Édition du Centre d’Art Contemporain Genève.
Dimension of the sheet : 81.7 x 46 cm
Dimension of the image : 71.7 x 36 cm
15 copies, signed by the artist.

CHF 2000
Philippe Decrauzat – nowherenow

Philippe Decrauzat’s work stems from the rich legacy of abstraction. On the one hand his approach incorporates the utopian forms of the Russian constructivism, the psychological distortions of op art and the sleek geometries of minimal art. On the other hand the artist has also assimilated ideas of American artists such as Ross Bleckner who recycled during the 1970 and 1980s “historic” abstraction by getting rid of its initial goals. However Decrauzat claims a critical distance towards these influences and a desire to revive what he describes as the permeability of abstraction. He maintains that the history of abstraction has constantly offered evidence of connections between the arts, and goes on to explain that: “The history of forms I am fascinated by intersects with graphic design, film, architecture, music and even literature.”

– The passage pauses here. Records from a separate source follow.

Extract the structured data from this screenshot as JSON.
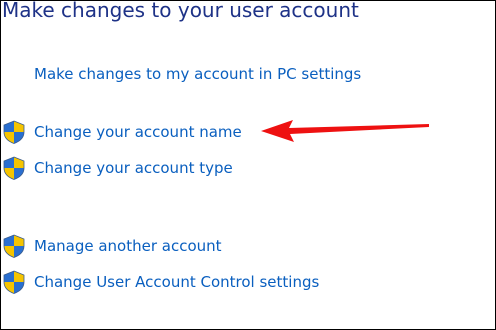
{
  "page": {
    "title": "Make changes to your user account"
  },
  "links": [
    {
      "label": "Make changes to my account in PC settings",
      "icon": ""
    },
    {
      "label": "Change your account name",
      "icon": "uac-shield-icon"
    },
    {
      "label": "Change your account type",
      "icon": "uac-shield-icon"
    },
    {
      "label": "Manage another account",
      "icon": "uac-shield-icon"
    },
    {
      "label": "Change User Account Control settings",
      "icon": "uac-shield-icon"
    }
  ],
  "annotation": {
    "icon": "red-arrow-icon",
    "color": "#ee1111"
  },
  "colors": {
    "title": "#1e3287",
    "link": "#0a5fbf",
    "shield_blue": "#2a6fd0",
    "shield_yellow": "#f5c400"
  }
}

For his solo show at the Centre d’Art Contemporain Genève, Philippe Decrauzat has produced a limited edition inspired by the three dimensional typography on the disc sleeve of “The Faust Tapes” (1973) by the band Faust. Interested in the perception of images by the viewer, the artist used computer programming and design (produced par Jürg Lehni) to enhance its effect.

George Shaw

Diptych, 2 x [24 x 36 cm]
Édition du Centre d’Art Contemporain Genève. 15 exemplaires numérotés et signés par l’artiste.
CHF 1000
George Shaw – Sans titre

Shaw’s paintings reveal a fascination for the notion of “Englishness”. The mythologies of English popular culture – his drawings of sadly famous figures such as Peter Sutcliff or the old charm magazines spread around his studio – inform his work. In broader terms his work also depicts aspect of modern Europe.

The artist’s works are based on photographs of working-class suburbs, often taken by the artist himself, a member of his family, or published in local magazines. Shaw covers his images of city halls, rows of garages, damaged parks or rundown playgrounds, with Humbrol enamel on wood, a meticulous process that produces seductive, shiny and detailed images. The images convey an assumed nostalgia and a heavy- both irresistible and disturbing- atmosphere. At times his work pays tribute to Kitchen Sink cinema – British social Realism pf the 1950s and 1960s – in a contemporary and depoliticized version.

This edition created by George Shaw for his solo exhibition at the Centre d’Art Contemporain Genève (his first show outside the UK) stand as unique in the production of the artist nominated for the Turner Prize in 2011. The photograph has a mysterious quality and seems to evoke a fleeting moment.